Shifting between minimal musical arrangements and complex, absorbing soundscapes, “Evergreen” feels like a concept album in which Brandon Young explores a chapter of his life that ended and deserves evaluation.
As Young explains, “[Evergreen] encapsulates a time period in my life that I’ve grown out of.” And that’s precisely how we feel when we listen to the four tracks that comprise this EP. Each piece is unique in both themes and sounds explored. Yet, when listening to the tracks one after the other, the entire musical journey feels coherent and peaceful.
An internal journey expressed through sounds requires a sonic palette that transcends the traditional music genres as we know them.
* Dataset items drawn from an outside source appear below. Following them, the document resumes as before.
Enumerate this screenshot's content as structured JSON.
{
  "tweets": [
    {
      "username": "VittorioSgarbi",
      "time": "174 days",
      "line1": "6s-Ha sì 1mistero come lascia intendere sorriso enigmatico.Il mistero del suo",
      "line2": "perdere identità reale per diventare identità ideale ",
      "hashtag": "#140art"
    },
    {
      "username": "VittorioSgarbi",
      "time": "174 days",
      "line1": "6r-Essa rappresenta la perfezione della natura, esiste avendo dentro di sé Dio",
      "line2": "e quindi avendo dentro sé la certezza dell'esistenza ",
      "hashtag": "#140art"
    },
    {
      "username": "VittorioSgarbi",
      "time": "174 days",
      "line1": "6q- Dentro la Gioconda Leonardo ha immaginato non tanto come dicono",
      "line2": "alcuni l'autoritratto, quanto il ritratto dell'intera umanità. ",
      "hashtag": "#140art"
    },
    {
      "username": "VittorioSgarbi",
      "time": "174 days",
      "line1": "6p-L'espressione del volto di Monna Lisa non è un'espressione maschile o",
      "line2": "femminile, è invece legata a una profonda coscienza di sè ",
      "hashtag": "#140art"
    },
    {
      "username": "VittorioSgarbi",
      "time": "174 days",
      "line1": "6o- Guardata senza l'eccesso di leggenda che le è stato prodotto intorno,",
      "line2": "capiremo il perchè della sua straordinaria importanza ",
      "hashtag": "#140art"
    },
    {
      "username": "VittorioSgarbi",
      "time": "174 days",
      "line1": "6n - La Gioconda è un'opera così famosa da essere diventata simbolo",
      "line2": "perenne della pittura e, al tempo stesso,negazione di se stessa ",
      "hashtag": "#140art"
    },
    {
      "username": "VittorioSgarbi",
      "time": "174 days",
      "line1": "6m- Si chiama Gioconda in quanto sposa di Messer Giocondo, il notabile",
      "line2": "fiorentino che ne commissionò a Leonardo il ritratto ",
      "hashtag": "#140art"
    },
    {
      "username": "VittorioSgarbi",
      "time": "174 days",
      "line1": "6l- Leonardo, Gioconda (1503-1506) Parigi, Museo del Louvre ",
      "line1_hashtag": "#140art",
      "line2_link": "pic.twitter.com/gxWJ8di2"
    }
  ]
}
Young’s R&B is struck through with blues, hip-hop, and jazz elements, showcasing impressive versatility.
The opening track, “Push, Pull“, features an evocative piano theme, followed shortly after by an upbeat rhythm and Young’s compelling lyrics, exploring the intricacies of a kind of relationship we all know – the one that never seems to work out. It’s the perfect opener: the deep, emotional atmosphere created by the lyrics and the intricate R&B textures will accompany us for the EP’s duration.
In just a little over 10 mins, Brandon Young’s Evergreen takes listeners on an introspective journey of redemption and acceptance: finding inner peace within life’s turmoil is Young’s objective, and by translating his worries and doubts into sounds and intimate lyrics, he brings closure to a chapter of his life that brought regrets, but also valuable experiences.
What makes Evergreen noteworthy is its subtle depth.
In these four tracks, the songs’ simplicity belies the complexity of emotions Young explores. The intimacy created by the carefully crafted but minimal arrangements blends perfectly with Young’s voice, and the themes explored feel so vivid that each listener will perceive the album differently.
“Material Things” is perhaps the most energetic piece of the EP, and it features some of the most memorable lines included in “Evergreen”:
“Do you really want the cheese?
Material things that they say we don’t need?
I do, I do, say fuck ‘em, I do”
I don’t think it’s a coincidence “Material Things“ is the last track of the EP as it represents a return to reality. We’re not vulnerable anymore because we’ve accepted our mistakes and flaws. While there’s some abrasiveness to this – maybe a bit of anger or resignation – there’s peace to it, too.